Alex Esptein: Gore’s sequel ‘lies’ about alleged ‘100% renewable energy’ city of Georgetown TX
By Alex Epstein – Author of The Moral Case for Fossil Fuels and an adjunct scholar at the Cato Institute.
Excerpt: Gore shows us the town of Georgetown, Tex. and its use of 100-per-cent renewable energy. Stories about “100-per-cent renewable” locations like Georgetown, Tex. are not just anecdotal evidence, they are lies. The Texas grid from which Georgetown draws its electricity is comprised of 43.7 per cent natural gas, 28.8 per cent coal, 12 per cent nuclear, and only 15.6 per cent renewable. Using a virtue-signalling gimmick pioneered by Apple, Facebook, and Google, Georgetown pays its state utility to label its grid electricity “renewable” — even though it draws its power from that fossil-fuel heavy Texas grid — while tarring others on the grid as “non-renewable.”
If we look at the overall trends instead of engaging in anecdotal manipulation we see that fossil fuel energy is the fastest-growing energy source in the world — still. Fossil fuels have never been more vital to human flourishing. There are 1,600 coal plants planned for the near future, which could increase international coal capacity 43 per cent. Advances in technology are making fossil fuels cleaner, safer, and more efficient than ever. To reduce their growth let alone to radically restrict their use — which is what Gore advocates — means forcing energy poverty on billions of people.
Because solar and wind are “unreliables,” they need to be backed up by reliable sources of power, usually fossil fuels, or sometimes non-carbon sources including nuclear and large-scale hydro power (all of which Gore and other environmentalists refuse to support). This is why every grid that incorporates significant solar and wind has more expensive electricity. Germans, on the hook for Chancellor Angela Merkel’s self-righteous anti-carbon commitments, are already paying three times the rates for electricity that Americans do.
(End Epstein excerpt)
Also backing up Epstein’s analysis is Professor David Spence of The University of Texas at Austin, who wrote an essay on July 21, 2017 titled: “What Does ‘100 Percent Renewable’ Really Mean?”

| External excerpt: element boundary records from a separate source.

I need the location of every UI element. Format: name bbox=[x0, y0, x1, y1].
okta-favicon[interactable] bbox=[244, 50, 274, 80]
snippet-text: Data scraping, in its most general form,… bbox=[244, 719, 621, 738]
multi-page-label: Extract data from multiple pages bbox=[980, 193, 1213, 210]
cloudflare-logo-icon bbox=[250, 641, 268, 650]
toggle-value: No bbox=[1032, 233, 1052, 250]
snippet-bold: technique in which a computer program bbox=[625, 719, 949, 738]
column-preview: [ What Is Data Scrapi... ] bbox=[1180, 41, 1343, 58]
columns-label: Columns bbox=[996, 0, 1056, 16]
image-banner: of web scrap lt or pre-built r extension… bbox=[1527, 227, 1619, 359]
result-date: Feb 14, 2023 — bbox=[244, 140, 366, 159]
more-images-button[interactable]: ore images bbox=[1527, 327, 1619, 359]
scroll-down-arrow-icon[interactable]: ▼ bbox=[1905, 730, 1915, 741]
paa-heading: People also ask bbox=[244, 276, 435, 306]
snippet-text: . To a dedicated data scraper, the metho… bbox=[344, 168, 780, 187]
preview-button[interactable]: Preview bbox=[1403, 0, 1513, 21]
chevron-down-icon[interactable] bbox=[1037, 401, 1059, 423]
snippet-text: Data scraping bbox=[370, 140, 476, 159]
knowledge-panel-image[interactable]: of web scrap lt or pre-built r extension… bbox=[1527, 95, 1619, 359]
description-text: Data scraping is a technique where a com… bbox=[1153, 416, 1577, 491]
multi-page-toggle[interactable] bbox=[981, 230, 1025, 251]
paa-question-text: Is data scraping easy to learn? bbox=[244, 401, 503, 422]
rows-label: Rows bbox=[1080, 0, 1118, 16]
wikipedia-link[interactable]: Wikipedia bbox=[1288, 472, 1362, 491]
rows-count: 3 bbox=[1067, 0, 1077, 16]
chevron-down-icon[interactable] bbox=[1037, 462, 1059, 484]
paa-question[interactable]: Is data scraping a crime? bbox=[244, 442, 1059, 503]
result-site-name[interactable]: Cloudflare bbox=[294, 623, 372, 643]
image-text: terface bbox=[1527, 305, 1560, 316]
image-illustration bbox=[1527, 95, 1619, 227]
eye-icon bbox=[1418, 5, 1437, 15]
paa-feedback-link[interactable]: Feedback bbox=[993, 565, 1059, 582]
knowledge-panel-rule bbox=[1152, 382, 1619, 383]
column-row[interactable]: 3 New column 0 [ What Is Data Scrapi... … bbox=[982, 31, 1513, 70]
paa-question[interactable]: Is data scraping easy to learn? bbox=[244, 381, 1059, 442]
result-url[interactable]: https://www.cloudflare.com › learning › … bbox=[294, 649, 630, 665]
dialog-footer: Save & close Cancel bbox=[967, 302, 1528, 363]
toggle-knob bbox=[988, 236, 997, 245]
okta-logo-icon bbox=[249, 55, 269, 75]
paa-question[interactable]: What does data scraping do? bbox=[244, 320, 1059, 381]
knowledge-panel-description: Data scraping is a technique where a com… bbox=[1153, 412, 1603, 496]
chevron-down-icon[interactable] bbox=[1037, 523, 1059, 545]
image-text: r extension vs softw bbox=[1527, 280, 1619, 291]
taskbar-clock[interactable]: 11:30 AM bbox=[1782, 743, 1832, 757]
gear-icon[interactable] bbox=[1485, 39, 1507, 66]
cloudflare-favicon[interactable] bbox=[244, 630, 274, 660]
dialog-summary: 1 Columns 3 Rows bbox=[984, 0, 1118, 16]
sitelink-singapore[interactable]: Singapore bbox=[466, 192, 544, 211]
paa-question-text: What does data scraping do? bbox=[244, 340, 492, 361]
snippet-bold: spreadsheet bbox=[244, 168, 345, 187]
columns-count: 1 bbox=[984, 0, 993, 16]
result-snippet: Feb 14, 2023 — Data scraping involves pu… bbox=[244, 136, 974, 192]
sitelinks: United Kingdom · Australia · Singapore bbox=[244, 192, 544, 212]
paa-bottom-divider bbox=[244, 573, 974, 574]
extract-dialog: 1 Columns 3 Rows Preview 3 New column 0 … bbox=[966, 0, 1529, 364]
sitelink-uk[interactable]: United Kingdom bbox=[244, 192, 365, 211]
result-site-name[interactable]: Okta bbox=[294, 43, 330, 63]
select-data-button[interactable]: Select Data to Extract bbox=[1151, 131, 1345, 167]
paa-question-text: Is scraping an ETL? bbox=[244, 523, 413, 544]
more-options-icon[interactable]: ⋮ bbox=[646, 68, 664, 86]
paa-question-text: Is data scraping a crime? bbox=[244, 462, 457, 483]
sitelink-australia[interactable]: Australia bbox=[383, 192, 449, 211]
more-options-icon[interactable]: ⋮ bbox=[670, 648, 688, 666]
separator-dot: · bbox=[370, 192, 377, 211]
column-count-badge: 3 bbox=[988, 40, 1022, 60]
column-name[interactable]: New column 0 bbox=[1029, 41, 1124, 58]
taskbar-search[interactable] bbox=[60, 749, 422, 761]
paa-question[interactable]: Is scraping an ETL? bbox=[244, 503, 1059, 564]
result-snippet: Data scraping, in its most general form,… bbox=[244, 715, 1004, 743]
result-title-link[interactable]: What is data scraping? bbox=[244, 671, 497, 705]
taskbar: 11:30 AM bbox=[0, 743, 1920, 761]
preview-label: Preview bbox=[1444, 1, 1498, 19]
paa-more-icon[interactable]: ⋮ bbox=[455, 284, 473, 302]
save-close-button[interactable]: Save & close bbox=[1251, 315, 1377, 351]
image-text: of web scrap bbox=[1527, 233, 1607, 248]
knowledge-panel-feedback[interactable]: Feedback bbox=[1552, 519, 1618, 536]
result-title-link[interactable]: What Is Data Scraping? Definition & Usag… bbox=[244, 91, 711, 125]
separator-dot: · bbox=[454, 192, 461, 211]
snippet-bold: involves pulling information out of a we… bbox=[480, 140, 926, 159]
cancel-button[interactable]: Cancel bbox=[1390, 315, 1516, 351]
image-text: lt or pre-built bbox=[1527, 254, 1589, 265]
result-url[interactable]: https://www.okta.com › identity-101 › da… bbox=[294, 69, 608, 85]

“Cities such as Georgetown, Texas, and Aspen, Colorado, already claim to be meeting the 100 percent renewable standard,” Spence wrote.
“For Georgetown and Aspen, ‘100 percent renewable’ means that those cities purchase as much renewable electricity as they can get. It does not mean that all the power they consume comes from renewable sources, however. That’s because there are times when renewable power isn’t available – on windless nights, for example. When that happens, both cities consume nonrenewable power from the regional grid,” Spence explained.
“Even though integrating renewable power into the electric mix is getting cheaper and easier, we still depend on nonrenewable sources when the wind doesn’t blow and the sun doesn’t shine,” he added.